On the other, you might also come out with a sorbet maker that spits out dribbles of strawberry icicles and ruins Christmas. All I'm saying is, the stuff that came out of it did not look like the jaunty coronet of sorbet pictured on the box.
Before you know it, you've bought a fold-out picnic table with conveniently attached seats and a carry handle
4. Well, maybe just a little waft through the centre aisle. Hang on, what's with the brouhaha? Why is everyone punching on?
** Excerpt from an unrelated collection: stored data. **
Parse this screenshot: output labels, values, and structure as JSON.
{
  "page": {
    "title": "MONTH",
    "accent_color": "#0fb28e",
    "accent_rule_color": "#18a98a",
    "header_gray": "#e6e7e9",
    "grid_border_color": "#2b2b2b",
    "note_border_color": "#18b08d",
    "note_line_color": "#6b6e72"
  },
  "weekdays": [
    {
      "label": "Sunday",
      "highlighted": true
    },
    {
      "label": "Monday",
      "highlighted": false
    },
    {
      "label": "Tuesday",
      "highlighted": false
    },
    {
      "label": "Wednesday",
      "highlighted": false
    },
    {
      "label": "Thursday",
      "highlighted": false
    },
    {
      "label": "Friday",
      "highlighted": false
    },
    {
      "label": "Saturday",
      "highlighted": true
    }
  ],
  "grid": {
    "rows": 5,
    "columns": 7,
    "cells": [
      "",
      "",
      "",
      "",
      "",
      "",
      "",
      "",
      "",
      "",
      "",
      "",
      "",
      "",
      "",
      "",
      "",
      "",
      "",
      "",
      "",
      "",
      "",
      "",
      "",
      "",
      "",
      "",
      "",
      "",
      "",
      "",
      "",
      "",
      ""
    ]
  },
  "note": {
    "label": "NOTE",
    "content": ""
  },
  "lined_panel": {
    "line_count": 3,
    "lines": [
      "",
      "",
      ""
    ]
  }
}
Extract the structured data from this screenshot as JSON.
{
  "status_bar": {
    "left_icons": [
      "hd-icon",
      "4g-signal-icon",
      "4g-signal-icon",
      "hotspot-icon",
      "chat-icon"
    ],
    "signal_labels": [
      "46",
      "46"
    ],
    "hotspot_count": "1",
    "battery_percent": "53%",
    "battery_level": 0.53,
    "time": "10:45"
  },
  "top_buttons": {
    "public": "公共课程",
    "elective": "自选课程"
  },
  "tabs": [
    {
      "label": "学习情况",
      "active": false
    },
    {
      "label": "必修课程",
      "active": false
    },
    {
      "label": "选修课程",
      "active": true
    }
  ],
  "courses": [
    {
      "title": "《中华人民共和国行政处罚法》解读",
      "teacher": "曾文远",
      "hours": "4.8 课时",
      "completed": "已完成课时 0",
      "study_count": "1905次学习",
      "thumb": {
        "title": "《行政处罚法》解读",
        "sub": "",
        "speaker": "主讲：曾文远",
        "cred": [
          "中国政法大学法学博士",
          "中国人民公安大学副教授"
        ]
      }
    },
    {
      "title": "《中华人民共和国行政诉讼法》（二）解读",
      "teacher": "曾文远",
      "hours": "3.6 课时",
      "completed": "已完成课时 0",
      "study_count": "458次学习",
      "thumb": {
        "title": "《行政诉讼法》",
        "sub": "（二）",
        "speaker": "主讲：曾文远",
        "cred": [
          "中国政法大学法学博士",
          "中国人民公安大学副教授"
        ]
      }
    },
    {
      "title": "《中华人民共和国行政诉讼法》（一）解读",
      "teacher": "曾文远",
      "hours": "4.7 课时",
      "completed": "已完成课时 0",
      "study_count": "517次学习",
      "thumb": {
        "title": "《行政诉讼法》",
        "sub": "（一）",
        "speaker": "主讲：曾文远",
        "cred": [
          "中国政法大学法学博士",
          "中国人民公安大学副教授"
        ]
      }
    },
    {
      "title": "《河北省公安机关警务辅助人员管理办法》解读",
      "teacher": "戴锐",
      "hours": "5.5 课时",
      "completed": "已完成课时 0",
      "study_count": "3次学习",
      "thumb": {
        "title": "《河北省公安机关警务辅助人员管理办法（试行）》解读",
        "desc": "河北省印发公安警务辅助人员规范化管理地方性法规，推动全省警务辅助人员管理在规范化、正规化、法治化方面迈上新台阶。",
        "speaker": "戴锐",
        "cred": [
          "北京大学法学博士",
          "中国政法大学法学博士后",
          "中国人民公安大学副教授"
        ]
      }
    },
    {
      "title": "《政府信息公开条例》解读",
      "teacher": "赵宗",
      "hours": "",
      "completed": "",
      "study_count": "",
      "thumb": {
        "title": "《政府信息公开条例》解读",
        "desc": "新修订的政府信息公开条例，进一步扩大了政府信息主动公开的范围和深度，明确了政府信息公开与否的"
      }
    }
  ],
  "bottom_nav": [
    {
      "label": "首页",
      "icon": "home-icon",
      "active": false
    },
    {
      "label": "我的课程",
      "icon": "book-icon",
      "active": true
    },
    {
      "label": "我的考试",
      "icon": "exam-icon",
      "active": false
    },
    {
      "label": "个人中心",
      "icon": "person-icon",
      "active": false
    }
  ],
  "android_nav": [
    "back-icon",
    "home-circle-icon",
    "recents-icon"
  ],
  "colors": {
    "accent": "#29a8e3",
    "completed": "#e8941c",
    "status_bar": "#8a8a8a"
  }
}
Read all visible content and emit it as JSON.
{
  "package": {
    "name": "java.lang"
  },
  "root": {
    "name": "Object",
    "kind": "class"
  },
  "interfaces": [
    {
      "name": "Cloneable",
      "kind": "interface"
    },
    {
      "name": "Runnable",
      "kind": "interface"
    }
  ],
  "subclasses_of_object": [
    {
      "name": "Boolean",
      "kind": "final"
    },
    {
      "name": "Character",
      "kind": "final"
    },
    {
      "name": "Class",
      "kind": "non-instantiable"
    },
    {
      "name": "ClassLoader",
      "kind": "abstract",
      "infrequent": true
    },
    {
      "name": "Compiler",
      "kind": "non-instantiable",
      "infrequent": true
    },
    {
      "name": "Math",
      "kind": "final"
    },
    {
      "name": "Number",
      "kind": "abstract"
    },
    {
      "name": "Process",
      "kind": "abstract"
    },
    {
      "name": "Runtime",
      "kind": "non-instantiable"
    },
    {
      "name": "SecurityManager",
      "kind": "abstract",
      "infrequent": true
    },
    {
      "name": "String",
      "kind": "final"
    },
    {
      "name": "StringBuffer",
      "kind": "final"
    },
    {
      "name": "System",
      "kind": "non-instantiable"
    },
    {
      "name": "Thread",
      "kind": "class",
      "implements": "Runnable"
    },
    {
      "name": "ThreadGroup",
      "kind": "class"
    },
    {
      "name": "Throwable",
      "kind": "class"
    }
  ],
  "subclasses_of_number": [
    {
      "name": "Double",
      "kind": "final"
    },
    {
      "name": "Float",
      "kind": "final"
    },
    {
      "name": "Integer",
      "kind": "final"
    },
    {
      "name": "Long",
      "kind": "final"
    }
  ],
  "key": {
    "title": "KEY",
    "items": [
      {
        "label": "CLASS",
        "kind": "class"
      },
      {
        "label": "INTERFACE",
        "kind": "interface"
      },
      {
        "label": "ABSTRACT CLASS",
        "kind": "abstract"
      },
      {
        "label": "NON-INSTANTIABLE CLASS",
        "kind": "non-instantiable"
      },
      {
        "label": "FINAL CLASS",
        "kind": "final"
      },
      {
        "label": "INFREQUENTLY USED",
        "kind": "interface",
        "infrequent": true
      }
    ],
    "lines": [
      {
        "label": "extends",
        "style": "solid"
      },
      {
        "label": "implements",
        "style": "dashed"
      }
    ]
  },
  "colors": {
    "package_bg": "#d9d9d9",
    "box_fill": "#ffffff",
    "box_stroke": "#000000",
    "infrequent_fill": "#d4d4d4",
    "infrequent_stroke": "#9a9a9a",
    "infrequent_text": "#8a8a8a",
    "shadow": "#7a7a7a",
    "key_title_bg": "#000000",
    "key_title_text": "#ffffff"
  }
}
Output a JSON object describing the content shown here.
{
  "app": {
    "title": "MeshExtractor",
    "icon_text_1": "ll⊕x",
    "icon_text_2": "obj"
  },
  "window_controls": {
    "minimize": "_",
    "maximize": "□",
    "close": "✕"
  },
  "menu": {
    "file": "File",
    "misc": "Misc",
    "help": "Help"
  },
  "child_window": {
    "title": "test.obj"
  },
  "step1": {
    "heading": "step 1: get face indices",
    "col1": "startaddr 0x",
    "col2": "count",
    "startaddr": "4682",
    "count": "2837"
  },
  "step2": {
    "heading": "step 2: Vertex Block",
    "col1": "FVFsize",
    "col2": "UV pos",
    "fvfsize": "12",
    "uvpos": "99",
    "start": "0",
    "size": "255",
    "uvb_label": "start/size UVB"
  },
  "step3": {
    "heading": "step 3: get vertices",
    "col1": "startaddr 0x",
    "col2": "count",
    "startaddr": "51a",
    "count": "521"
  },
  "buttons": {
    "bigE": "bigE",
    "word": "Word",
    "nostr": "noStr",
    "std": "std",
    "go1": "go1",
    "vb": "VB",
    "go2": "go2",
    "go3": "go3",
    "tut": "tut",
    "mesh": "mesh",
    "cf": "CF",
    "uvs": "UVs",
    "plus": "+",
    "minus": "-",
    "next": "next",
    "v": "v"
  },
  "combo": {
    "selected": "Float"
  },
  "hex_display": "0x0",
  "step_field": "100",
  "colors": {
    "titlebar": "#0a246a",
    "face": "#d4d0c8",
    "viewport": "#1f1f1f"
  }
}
The centre aisle, while wonderful, also brings out the worst in people. If you see a bunfight going on in there, don't assume it's because there's something in there you want or need. Do not go in and join the frenzy. It's most probably ski season and they all need cheap ski gear. Remember, you don't ski. Ever.
5. If I speed up my walking, without looking like I'm speeding up my walking, can I get to that Merino waterfall cardigan before that lady does?
The Merino clothing, in fact all of the clothing in Aldi, is a misnomer. It looks like clothing, but it's really just a weird German imitation of clothing. I once bought a 'waterfall' cardigan that didn't so much waterfall down in gentle folds as terrace its way down in jagged creases. The shoulders also puckered up in weird spikes like a Star Trek costume.
6. What are all those people lining up at the front for?
Is there a great Special Buy on offer that I don't know about? There is a particular breed of Aldi shopper who really does their research. They're the people who will nab one of the three available broadcast-quality podcast microphones for $35 that are kept in the glass cabinets at the front of the store.
To succeed at this game, you have to a) read the catalogue religiously every week and b) be shameless enough to make the checkout guy leave his post – midway through someone else's grocery haul – to open the cabinet for you.
7. That Choco Rice monkey looks just like the Coco Pops monkey … do you think my kids will notice?
Yes. Your kids will notice. Do not under any circumstances think you will get away with the cheaper faux cereal imposters. Fruit Rounds are not the same as Froot Loops. Choco Rice thingies are not Coco Pops.
8. Hello, frozen produce aisle!
The next best thing to the centre aisle. And similarly, there are many wonderful-looking things in there that can be a bit hit and miss. A box of chocolate-covered boysenberry ice creams for $4? Why wouldn't you? Well, because they taste a bit like … savings.
The frozen aisle... as wonderful and weird as the centre aisle, just colder.
9. Slide me up a spacer!
It's amazing how those grocery spacer bars at the checkout offer a calming placebo of conveyor belt law and order. If you get to a checkout that's run out of them or if someone won't slide the next one up to you, it really does feel like your head is going to explode.
10. Oh that's right, I DO need a trolley
Once you've made it to the checkout with your arms overflowing with groceries and a Make Your Own Birdhouse Kit, you'll remember the real reason you should have forked out $2 for a trolley: if you don't provide a receptacle at the empty end of the checkout, the checkout guy is just going to just sweep your stuff through the scanner and straight onto the floor.
Either that, or you'll have to try to catch it all in the bags you forgot to bring.